Inhibit cancer cell/microenvironment interaction and adhesion, thus priming the cells for apoptosis while concurrently extending the therapeutic window by blocking invasion and metastasis. Then combine conventional therapy (surgery, radio- and chemotherapy) with pharmaceutical inhibitors and therapeutic antibodies in the sense of a complex combination therapy to reduce the tumor burden. Finally, and there we see the greatest need for an open and frank debate regarding the ethical consequences, decide whether a maximal reduction in tumor burden, i.e., a cure, should be attempted, or whether a chronification of the malignancy, i.e., keeping tumor size constant at a level that minimizes the growth’s effect on the patient, would be more desirable.
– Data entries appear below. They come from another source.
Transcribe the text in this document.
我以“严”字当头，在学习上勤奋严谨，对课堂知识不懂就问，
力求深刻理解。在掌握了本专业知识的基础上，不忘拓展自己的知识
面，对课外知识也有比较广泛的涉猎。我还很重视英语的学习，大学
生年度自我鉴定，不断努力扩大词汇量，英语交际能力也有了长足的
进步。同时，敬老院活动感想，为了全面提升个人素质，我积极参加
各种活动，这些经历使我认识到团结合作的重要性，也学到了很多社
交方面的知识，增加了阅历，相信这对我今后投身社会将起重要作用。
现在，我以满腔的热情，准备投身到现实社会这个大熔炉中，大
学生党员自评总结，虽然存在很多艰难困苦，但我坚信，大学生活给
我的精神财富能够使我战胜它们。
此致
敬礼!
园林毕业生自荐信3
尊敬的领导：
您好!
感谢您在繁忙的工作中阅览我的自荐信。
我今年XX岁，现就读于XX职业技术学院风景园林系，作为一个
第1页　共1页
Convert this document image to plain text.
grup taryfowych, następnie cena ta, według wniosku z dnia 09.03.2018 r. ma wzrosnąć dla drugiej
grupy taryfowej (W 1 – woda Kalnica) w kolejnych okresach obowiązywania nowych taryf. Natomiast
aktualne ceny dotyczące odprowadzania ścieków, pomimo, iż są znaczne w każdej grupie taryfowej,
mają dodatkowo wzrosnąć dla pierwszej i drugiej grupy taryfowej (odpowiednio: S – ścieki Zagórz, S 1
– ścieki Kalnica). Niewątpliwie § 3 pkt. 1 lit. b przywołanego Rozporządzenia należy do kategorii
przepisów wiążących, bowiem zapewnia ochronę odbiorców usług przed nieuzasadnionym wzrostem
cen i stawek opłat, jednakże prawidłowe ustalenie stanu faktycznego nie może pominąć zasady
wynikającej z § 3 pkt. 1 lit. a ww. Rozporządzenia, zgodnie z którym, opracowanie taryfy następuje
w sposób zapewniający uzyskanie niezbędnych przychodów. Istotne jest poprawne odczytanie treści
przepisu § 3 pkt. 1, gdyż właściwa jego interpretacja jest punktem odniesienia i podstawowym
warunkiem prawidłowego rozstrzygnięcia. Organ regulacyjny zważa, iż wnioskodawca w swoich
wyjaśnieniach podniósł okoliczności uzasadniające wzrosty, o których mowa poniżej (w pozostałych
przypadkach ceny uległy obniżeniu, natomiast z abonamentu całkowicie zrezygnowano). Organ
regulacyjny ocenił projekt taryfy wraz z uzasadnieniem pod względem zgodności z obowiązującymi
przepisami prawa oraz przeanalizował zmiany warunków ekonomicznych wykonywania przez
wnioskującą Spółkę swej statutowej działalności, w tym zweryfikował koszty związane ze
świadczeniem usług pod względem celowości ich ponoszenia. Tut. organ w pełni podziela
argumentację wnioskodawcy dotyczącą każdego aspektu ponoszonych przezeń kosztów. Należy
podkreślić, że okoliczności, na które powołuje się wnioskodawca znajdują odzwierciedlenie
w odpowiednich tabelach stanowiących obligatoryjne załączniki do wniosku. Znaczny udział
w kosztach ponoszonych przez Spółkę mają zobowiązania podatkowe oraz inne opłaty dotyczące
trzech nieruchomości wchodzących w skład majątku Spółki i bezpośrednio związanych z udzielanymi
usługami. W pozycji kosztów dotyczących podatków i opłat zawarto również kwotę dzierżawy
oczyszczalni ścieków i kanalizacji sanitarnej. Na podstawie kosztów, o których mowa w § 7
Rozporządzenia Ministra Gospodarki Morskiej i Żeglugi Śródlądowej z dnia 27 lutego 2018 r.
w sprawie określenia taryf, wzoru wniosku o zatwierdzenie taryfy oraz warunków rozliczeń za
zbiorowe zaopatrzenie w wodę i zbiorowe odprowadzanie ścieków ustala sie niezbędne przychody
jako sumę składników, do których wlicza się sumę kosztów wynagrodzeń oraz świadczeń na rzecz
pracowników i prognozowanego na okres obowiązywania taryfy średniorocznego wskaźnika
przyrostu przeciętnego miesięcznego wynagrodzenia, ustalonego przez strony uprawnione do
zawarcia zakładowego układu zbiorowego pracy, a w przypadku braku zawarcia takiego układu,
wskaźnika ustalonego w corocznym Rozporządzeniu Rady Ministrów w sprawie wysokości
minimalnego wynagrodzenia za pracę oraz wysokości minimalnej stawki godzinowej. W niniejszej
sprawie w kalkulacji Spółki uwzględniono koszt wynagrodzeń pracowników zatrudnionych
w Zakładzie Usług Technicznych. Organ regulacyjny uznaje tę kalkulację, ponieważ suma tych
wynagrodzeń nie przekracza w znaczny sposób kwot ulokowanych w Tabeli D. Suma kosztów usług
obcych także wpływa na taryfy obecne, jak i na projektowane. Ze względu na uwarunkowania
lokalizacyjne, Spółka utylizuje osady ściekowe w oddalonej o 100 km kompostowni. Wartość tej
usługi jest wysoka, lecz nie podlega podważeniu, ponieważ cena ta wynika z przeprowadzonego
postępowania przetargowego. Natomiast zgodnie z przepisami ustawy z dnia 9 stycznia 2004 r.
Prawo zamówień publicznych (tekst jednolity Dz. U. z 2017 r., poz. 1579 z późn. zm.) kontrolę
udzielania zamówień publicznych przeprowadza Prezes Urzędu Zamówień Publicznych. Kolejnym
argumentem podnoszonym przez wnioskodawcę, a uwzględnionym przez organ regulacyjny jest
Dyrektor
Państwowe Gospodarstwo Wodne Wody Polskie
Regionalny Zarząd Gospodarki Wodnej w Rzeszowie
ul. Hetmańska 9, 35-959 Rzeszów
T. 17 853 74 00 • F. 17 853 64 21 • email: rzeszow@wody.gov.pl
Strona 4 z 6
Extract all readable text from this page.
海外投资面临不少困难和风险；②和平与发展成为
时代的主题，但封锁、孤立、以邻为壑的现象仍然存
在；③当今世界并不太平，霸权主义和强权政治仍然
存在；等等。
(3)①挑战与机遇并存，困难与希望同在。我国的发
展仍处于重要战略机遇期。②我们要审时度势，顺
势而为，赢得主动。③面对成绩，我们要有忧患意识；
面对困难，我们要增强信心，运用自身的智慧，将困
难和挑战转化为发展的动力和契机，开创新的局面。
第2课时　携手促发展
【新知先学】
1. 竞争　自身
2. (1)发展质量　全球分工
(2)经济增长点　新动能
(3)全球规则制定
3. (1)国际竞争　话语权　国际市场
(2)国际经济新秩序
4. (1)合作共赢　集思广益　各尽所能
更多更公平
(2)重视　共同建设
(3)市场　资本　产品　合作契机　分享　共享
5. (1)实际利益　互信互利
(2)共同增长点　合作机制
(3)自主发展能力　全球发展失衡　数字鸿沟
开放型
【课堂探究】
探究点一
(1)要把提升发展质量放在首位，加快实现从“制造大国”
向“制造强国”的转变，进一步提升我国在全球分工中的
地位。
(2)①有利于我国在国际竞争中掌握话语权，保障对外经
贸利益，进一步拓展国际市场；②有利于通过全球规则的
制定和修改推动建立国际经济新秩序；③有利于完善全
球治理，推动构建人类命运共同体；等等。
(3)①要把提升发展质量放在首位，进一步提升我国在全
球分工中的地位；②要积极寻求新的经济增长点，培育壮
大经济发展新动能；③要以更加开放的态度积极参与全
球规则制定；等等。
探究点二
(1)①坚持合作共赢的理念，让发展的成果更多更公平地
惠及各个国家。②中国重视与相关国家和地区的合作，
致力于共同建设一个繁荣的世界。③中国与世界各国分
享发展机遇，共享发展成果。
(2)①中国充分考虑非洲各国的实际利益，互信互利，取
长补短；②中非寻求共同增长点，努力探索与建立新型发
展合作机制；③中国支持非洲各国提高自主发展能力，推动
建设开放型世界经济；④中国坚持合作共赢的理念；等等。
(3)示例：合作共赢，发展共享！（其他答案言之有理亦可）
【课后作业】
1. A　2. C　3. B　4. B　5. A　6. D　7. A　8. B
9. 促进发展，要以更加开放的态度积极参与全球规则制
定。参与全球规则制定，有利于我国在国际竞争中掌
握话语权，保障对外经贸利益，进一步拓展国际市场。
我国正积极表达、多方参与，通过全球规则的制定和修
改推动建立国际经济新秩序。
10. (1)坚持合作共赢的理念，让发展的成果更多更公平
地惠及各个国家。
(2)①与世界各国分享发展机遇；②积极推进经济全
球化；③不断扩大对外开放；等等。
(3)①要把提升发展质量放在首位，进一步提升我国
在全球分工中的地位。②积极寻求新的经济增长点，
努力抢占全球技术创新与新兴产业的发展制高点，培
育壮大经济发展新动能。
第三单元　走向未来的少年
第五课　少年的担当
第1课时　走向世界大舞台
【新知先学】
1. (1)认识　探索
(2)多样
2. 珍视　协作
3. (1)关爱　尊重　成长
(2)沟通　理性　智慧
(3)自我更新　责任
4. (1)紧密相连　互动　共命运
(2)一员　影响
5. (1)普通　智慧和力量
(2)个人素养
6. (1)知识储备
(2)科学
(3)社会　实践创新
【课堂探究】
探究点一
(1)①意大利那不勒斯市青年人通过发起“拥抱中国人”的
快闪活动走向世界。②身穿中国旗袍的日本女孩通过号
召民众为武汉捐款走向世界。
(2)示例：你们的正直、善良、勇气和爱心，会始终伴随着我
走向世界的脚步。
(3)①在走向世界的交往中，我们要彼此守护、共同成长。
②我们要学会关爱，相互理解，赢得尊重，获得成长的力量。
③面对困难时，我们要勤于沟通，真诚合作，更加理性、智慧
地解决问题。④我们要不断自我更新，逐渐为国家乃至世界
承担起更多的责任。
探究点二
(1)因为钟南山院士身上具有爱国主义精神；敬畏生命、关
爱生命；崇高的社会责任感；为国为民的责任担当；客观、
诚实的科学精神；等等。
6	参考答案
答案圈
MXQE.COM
It is important to point out that we do not propose to chronify all tumors and avoid any attempt of cure. There are several types of cancer where the mortality rate decreased drastically over the last decades, for example breast, prostate colon and cervical malignancies, where we see a decrease in mortality from 1975 to 2010 between 30 and almost 60 percent [109]. However, survival rates for other tumors have remained unaltered or even worsened, for example glioblastoma or melanoma respectively [109,110]. Therefore, we believe that the next major challenge in apoptosis therapy is to identify those high risk patients, not just by cancer entity but also those which harbor a particular subtype of malignancy, that are best served by the treatment schedule proposed here (Figure 5).
Acknowledgments
We would like to thank Angelika Vollmer for critically reading the first draft of the manuscript, Katia La Ferla-Brühl for her scientific input and all our students, past and present, whose enthusiastic feedback after our lecture courses in Medicine and Molecular Medicine helped us to sharpen and redefine many of the arguments mentioned herein.
Finally, we would like to dedicate this work to Fiona Jardine whose untimely death during the writing of this manuscript served as a potent reminder that we have still a long way to go, while her courage is an inspiration for us all.
Conflicts of Interest
The authors declare no conflict of interest.